Lebanon’s 2026 budget: promises of discipline but the same old recipes

Despite its size and promises of fiscal discipline, Lebanon’s 2026 draft budget mirrors past versions with rising expenditures, indirect taxes, and little real reform.
By The Beiruter | September 19, 2025
Reading time: 2 min
article

Between announced fiscal discipline and familiar recipes, Lebanon’s 2026 draft budget stretches across more than a thousand pages without offering any real breakthrough. Indirect taxes, rising expenditures, and questionable exemptions dominate a document that looks strikingly similar to its predecessors.

Preparing, passing, and implementing a budget is, in theory, straightforward. Each year, the Ministry of Finance drafts the bill, the Cabinet reviews and approves it, and Parliament is supposed to pass it before the end of December. In practice, however, the process in Lebanon often resembles an obstacle course, marked by delays and political compromises. The 2026 draft budget, submitted within constitutional deadlines, is no exception: a voluminous text of 50 articles, lacking major tax reform but sprinkled with cautious signs of fiscal discipline.

How Lebanon’s budget process works

Every year, the state budget follows a constitutional roadmap. In summer, the Ministry of Finance prepares the draft in coordination with government departments. By September, the Cabinet debates, amends, and adopts it. The draft must then be submitted to Parliament by October 15, with final approval required by the end of December, ahead of the new fiscal year.
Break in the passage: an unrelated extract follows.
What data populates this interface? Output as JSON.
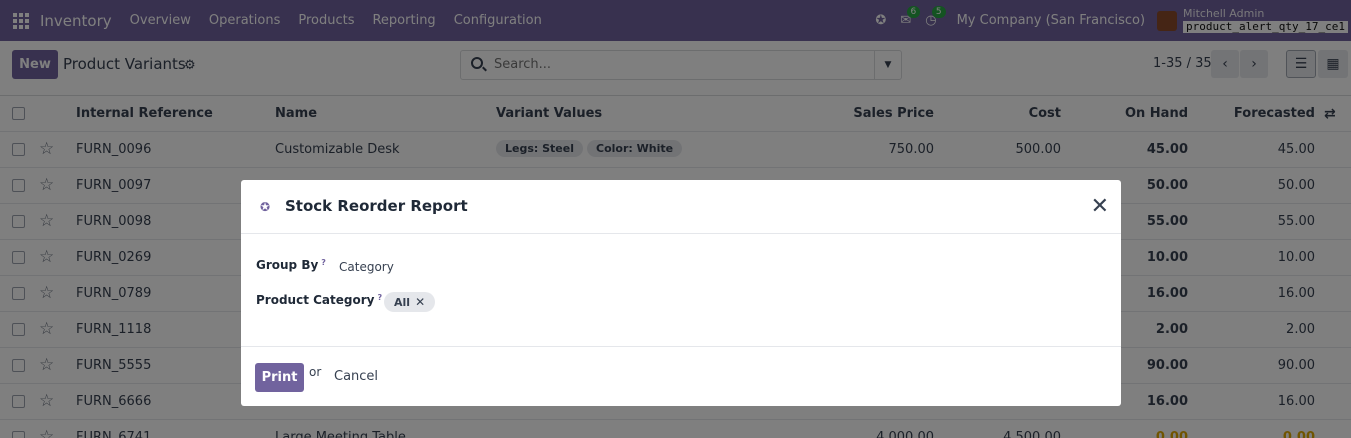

On paper, this timetable guarantees discipline and transparency. In reality, Lebanon has a long record of missed deadlines, postponements, and at times, entire fiscal years without a budget law.

The 2026 draft in numbers

The 2026 draft budget, distributed within constitutional deadlines, is a heavyweight: 50 articles. Substantively, it sticks to Lebanon’s long-standing reliance on indirect taxation, the least equitable form of revenue collection, while steering clear of genuine fiscal reform.

One effort at coherence does stand out: for the first time, all figures are based on a unified exchange rate LBP 89,500 to the dollar, as set by the central bank. The official outcome: a balanced budget on paper. Revenues have inched upward thanks to improved tax collection, but the change remains modest.

Expenditures on the rise

Proposed expenditures for 2026 amount to LBP 505.7 trillion ($5.65 billion), up 13.6% from 2025. Salaries and wages still consume the lion’s share, though one novelty appears: plans to construct new buildings for public administrations, aiming to curb the waste of costly rentals. Sensible on paper, but its effectiveness remains to be seen.

The elusive fuel tax

Finance Minister Yassine Jaber appears keen to revive the controversial fuel tax. Adopted on May 29 but suspended by the State Council on July 15, the levy had raised nearly $30 million in just weeks while driving up energy and transport costs. The minister was quick to stress that the tax had been “suspended,” not canceled.

One technical step forward is the government’s pledge to close the state’s accounts for 2021 through 2024 by year’s end an overdue measure for restoring order to public finances.

Lebanon’s 2026 budget once again tells a familiar story: many pages, few reforms. Behind official promises of discipline and rigor, the fundamentals remain unchanged. The tax burden continues to weigh disproportionately on lower-income households, while obvious revenue sources are left untapped. Lebanon may be improving in form, but in substance, it remains stuck in place.